Sobibor was a Nazi German extermination camp set up in the Lublin region of occupied Poland as part of Operation Reinhard; the official German name was SS-Sonderkommando Sobibor.

Jews, including Jewish Soviet prisoners of war (PoWs), and possibly Gypsies were transported to Sobibor by rail, and suffocated in gas chambers that were fed with the exhaust of a petrol engine. One source states that up to 200,000 people were killed at Sobibor. Thomas Blatt claims that "In the Hagen court proceedings against former Sobibor Nazis, Professor Wolfgang Scheffler, who served as an expert, estimated the total figure of murdered Jews at a minimum of 250,000."

After a successful revolt on October 14, 1943 about half of the 600 prisoners in Sobibor escaped; the camp was closed and planted with trees days afterwards. A memorial and museum are at the site today.

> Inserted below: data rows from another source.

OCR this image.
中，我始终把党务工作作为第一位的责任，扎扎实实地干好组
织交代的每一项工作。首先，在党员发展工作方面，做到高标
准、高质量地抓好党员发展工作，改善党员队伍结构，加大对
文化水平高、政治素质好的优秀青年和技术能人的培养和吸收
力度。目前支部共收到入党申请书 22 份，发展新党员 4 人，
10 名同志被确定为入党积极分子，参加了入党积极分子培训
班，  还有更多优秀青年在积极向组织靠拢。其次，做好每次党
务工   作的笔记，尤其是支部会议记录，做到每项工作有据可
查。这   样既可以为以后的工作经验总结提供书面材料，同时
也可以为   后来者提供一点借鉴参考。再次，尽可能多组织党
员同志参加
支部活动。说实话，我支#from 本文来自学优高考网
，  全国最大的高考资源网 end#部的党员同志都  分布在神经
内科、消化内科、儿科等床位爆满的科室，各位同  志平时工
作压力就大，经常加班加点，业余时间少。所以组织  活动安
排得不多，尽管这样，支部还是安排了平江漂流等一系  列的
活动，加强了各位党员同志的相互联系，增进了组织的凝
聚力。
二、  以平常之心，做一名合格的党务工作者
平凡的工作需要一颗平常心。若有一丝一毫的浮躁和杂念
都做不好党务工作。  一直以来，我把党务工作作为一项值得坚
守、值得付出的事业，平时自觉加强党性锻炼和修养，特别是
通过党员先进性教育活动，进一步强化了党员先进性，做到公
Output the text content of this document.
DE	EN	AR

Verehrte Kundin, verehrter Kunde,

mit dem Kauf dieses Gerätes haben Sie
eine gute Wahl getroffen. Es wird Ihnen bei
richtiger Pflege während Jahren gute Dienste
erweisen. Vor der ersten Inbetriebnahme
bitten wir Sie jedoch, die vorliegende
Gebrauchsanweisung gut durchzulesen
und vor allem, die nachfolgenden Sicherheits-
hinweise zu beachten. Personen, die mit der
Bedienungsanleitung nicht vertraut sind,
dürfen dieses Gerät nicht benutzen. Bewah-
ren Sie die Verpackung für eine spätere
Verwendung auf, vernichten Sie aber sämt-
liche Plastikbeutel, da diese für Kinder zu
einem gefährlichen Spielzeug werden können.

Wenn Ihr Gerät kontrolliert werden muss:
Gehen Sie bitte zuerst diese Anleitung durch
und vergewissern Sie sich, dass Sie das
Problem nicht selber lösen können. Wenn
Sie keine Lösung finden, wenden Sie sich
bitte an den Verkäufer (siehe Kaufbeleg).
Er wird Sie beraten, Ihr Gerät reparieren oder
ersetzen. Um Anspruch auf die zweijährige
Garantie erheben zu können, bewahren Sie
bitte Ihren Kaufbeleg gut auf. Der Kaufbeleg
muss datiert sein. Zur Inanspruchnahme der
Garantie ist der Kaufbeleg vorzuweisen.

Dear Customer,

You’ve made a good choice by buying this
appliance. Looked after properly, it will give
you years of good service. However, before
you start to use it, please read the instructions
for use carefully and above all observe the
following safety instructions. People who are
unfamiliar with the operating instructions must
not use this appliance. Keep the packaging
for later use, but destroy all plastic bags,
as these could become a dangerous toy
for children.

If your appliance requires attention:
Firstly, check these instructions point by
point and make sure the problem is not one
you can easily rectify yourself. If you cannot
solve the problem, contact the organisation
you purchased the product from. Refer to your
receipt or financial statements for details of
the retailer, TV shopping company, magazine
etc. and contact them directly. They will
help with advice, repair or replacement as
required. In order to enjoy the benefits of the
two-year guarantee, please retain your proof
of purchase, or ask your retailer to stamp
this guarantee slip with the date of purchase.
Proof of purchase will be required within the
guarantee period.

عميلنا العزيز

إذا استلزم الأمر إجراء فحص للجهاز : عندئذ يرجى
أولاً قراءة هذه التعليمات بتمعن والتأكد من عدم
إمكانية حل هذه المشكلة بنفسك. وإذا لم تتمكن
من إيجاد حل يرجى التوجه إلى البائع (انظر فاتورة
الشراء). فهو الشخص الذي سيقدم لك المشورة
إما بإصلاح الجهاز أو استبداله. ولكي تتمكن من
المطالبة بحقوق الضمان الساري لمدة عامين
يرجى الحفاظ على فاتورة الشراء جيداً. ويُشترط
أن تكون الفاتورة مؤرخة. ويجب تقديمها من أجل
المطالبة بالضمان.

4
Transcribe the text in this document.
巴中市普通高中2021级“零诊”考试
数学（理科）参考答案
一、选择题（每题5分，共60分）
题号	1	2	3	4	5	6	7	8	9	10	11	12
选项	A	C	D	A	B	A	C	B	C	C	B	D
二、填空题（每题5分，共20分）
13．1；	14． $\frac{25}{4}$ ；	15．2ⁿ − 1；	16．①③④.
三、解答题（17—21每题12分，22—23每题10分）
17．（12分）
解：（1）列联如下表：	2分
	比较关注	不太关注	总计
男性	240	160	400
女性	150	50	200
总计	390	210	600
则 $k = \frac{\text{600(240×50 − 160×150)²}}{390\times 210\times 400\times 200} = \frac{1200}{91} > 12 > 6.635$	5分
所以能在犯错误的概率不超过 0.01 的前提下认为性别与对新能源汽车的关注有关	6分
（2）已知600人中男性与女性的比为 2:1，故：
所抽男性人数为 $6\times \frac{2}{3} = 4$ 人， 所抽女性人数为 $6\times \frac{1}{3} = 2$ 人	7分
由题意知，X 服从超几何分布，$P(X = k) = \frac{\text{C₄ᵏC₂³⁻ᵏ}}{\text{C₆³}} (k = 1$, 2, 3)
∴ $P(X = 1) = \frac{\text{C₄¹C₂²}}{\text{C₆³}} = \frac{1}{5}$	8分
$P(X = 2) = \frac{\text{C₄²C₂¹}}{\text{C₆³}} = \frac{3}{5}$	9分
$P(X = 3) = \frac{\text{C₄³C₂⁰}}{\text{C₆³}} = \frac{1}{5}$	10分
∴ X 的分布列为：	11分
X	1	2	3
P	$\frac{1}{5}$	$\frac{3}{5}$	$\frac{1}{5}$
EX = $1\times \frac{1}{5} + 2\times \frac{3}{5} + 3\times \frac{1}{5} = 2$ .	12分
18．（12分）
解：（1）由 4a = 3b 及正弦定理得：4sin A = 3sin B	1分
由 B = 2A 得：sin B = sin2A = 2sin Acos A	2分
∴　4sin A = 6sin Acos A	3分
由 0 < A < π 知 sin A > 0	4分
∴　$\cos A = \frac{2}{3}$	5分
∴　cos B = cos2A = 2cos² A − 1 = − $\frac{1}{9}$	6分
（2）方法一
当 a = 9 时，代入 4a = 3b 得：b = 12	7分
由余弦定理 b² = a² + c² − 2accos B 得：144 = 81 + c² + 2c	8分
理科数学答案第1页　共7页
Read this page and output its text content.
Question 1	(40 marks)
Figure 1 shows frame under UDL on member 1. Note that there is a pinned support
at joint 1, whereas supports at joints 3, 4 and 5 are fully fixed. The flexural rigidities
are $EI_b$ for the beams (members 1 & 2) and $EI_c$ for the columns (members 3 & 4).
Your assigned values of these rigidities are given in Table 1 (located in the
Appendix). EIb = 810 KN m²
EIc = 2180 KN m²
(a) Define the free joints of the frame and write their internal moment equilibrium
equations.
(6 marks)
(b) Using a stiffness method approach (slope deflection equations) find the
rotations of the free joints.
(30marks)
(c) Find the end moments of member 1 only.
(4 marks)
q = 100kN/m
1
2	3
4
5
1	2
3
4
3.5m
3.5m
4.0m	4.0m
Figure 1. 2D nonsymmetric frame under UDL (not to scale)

Sobibór is also the name of the village outside which the camp was built, which is now part of Lublin Voivodeship in Poland.

German SS and police authorities constructed Sobibor in the spring of 1942 as the second killing center within the framework of Operation Reinhard, the plan implemented by the SS and Police Leader in Lublin to murder the Jews of the Generalgouvernement. It was built along the Chelm-Wlodawa railway line, in a wooded, swampy, and thinly populated region. At its largest extension, the camp covered a rectangular area of 1,312 by 1,969 feet. Branches woven into the barbed-wire fence and trees planted around the perimeter camouflaged the site. The entire camp was surrounded by a minefield 50 feet wide.